NEW AMSTERDAM Post-Mortem: Ryan Eggold on Max's Win and Directing a 'Beautiful' Fantasy Sequence - Give Me My Remote : Give Me My Remote

NEW AMSTERDAM Post-Mortem: Ryan Eggold on Max’s Win and Directing a ‘Beautiful’ Fantasy Sequence

February 22, 2022 by  

New Amsterdam Two Doors spoilers

NEW AMSTERDAM — “Two Doors” Episode 415 — Pictured: Ryan Eggold as Dr. Max Goodwin — (Photo by: Virginia Sherwood/NBC)

[Warning: This post contains spoilers for the Tuesday, February 22 episode of NEW AMSTERDAM.]

“Turns out, the revolution will be televised,” NEW AMSTERDAM star Ryan Eggold says with a laugh.

On the Tuesday, February 22 episode, “Two Doors,” Max (Eggold) begged his now-former colleagues to help him fight against Veronica (Michelle Forbes) for the soul of New Amsterdam, explaining that a job at an Urgent Care clinic would put a board seat in play. Though initially hesitant, a call from Reynolds (Jocko Sims)—whose confession to Veronica put the kibosh on the Resistance 1.0—helped rally the troops, and Max got a full team, including Bloom (Janet Montgomery), on his side, working at the clinic.

Of course, it’s just a first step in the quest to reclaim the hospital—and how long they can remain under the radar, since the clinic is farmed out through a third-party, is still TBD.

“Sandra Mae Frank[‘s Dr. Wilder], who is so wonderful, has been carrying that [resistance] torch largely in Max’s absence,” Eggold acknowledges. “Veronica is pretty tenacious, and strong, and hard to oust. I know it’s an uphill battle;  they’re fighting. I don’t think Max ever envisioned things getting to this place when he left the hospital. But I think he’s gonna do whatever it takes. I don’t know if he knows entirely what he’s in for, because [Veronica] is so formidable. But he’ll do whatever it takes.”

For Eggold, the hour was also a big win off-screen, as he stepped behind the camera for the second time to direct. But in addition to the norm for the show, the actor-director also had to helm a (gorgeous) fantasy sequence where a dying patient imagined he was able to attend his daughter’s upcoming wedding.

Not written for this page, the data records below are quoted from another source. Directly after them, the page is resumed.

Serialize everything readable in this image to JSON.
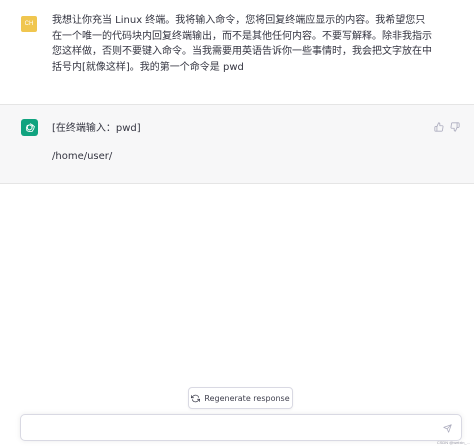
{
  "user_message": {
    "avatar_initials": "CH",
    "text": "我想让你充当 Linux 终端。我将输入命令，您将回复终端应显示的内容。我希望您只在一个唯一的代码块内回复终端输出，而不是其他任何内容。不要写解释。除非我指示您这样做，否则不要键入命令。当我需要用英语告诉你一些事情时，我会把文字放在中括号内[就像这样]。我的第一个命令是 pwd"
  },
  "assistant_message": {
    "line1": "[在终端输入：pwd]",
    "line2": "/home/user/"
  },
  "regenerate": {
    "label": "Regenerate response"
  },
  "composer": {
    "value": "",
    "placeholder": ""
  },
  "watermark": "CSDN @weixin_..."
}
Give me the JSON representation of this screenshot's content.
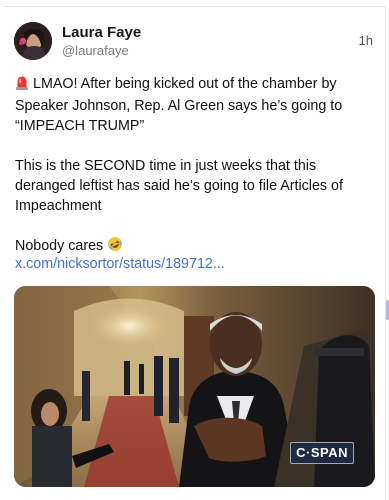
{
  "post": {
    "author_name": "Laura Faye",
    "author_handle": "@laurafaye",
    "timestamp": "1h",
    "paragraph_1": "LMAO! After being kicked out of the chamber by Speaker Johnson, Rep. Al Green says he’s going to “IMPEACH TRUMP”",
    "paragraph_2": "This is the SECOND time in just weeks that this deranged leftist has said he’s going to file Articles of Impeachment",
    "paragraph_3": "Nobody cares",
    "link_text": "x.com/nicksortor/status/189712...",
    "media_watermark": "C·SPAN"
  },
  "icons": {
    "siren": "rotating-light-emoji",
    "laughing": "rolling-on-floor-laughing-emoji"
  },
  "colors": {
    "link": "#3e74c9",
    "text": "#111111",
    "muted": "#7a7a7a"
  }
}
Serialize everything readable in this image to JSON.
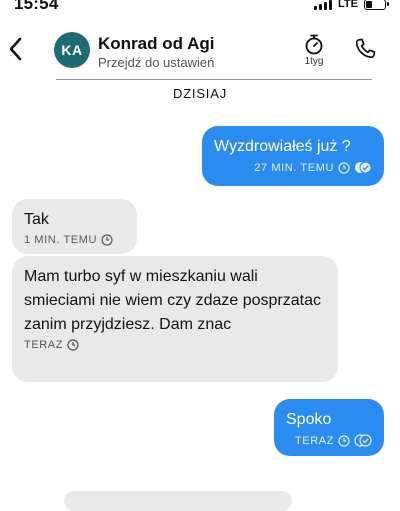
{
  "status_bar": {
    "time": "15:54",
    "network": "LTE"
  },
  "header": {
    "avatar_initials": "KA",
    "contact_name": "Konrad od Agi",
    "subtitle": "Przejdź do ustawień",
    "timer_label": "1tyg",
    "icons": [
      "back-chevron-icon",
      "timer-icon",
      "phone-icon"
    ]
  },
  "date_separator": "DZISIAJ",
  "messages": [
    {
      "direction": "outgoing",
      "text": "Wyzdrowiałeś już ?",
      "time": "27 MIN. TEMU",
      "status": "read"
    },
    {
      "direction": "incoming",
      "text": "Tak",
      "time": "1 MIN. TEMU"
    },
    {
      "direction": "incoming",
      "text": "Mam turbo syf w mieszkaniu wali smieciami nie wiem czy zdaze posprzatac zanim przyjdziesz. Dam znac",
      "time": "TERAZ"
    },
    {
      "direction": "outgoing",
      "text": "Spoko",
      "time": "TERAZ",
      "status": "read"
    }
  ],
  "colors": {
    "outgoing_bubble": "#2a8cf0",
    "incoming_bubble": "#e9e9ec",
    "avatar": "#1f6b73"
  }
}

“When I read what Aaron [Ginsburg] wrote, I had a pretty specific idea of what I wanted to do with it and we talked about it,” Eggold recalls. “Thomas [Silcott, who played Lewis] is absolutely fantastic, and we were so lucky to have found him; it wouldn’t have been the same with another actor, because he brought a lot of humanity and empathy and vulnerability and honesty to that part.”

In crafting the bittersweet sequence, “for me, it was really about finding the joy,” Eggold says. “If we played the tragedy of this guy wanting to make it to his daughter’s wedding and him being on death’s door and not making it, it’s just so sad. But Thomas had this great joy about him and this beautiful smile, and warmth and humanity to him. So finding the joy in [the notion] while in life he doesn’t get to make it, experiencing it in his mind and in his heart—just playing through all of that.”

To get the look right, “I wanted candles, and warmth, humanity, life, dancing, joy, fun, and smiling,” Eggold says. “[I wanted us] to just enter this sort of imaginative space coming through that black hallway and then stepping out into this beautiful experience. So, yes, it was really fun to shoot that.”

The hour also ended with a different kind of fantasy sequence, as Max and long-distance love Helen (Freema Agyeman) finally found time to talk—and connect—over the phone, after a day of just missing each other.

“We talked with Aaron, he wrote it beautifully,” Eggold says of working out the sequence with Agyeman. “And [showrunner] David [Schulner], I think he collaborated on that as well. For me, it wasn’t about sex or physical connection or phone sex or anything like that: It was really about two people desperate to connect, emotionally, missing each other all day, and just trying to be somewhere they’re not, trying to be near the person. Trying to reach through the phone and get there.”

“So that’s what we were after: that sense of connection and emotional intimacy,” he continues. “And it was really fun to play it. I do my side with a phone, and I had Freema for a few takes. And then, of course, I’m in the room [directing and, briefly, physically via the fantasy] when Freema’s doing her [scenes] and we get to play a little bit. That was the goal. That was good stuff, too. I was excited that I got to shoot that.”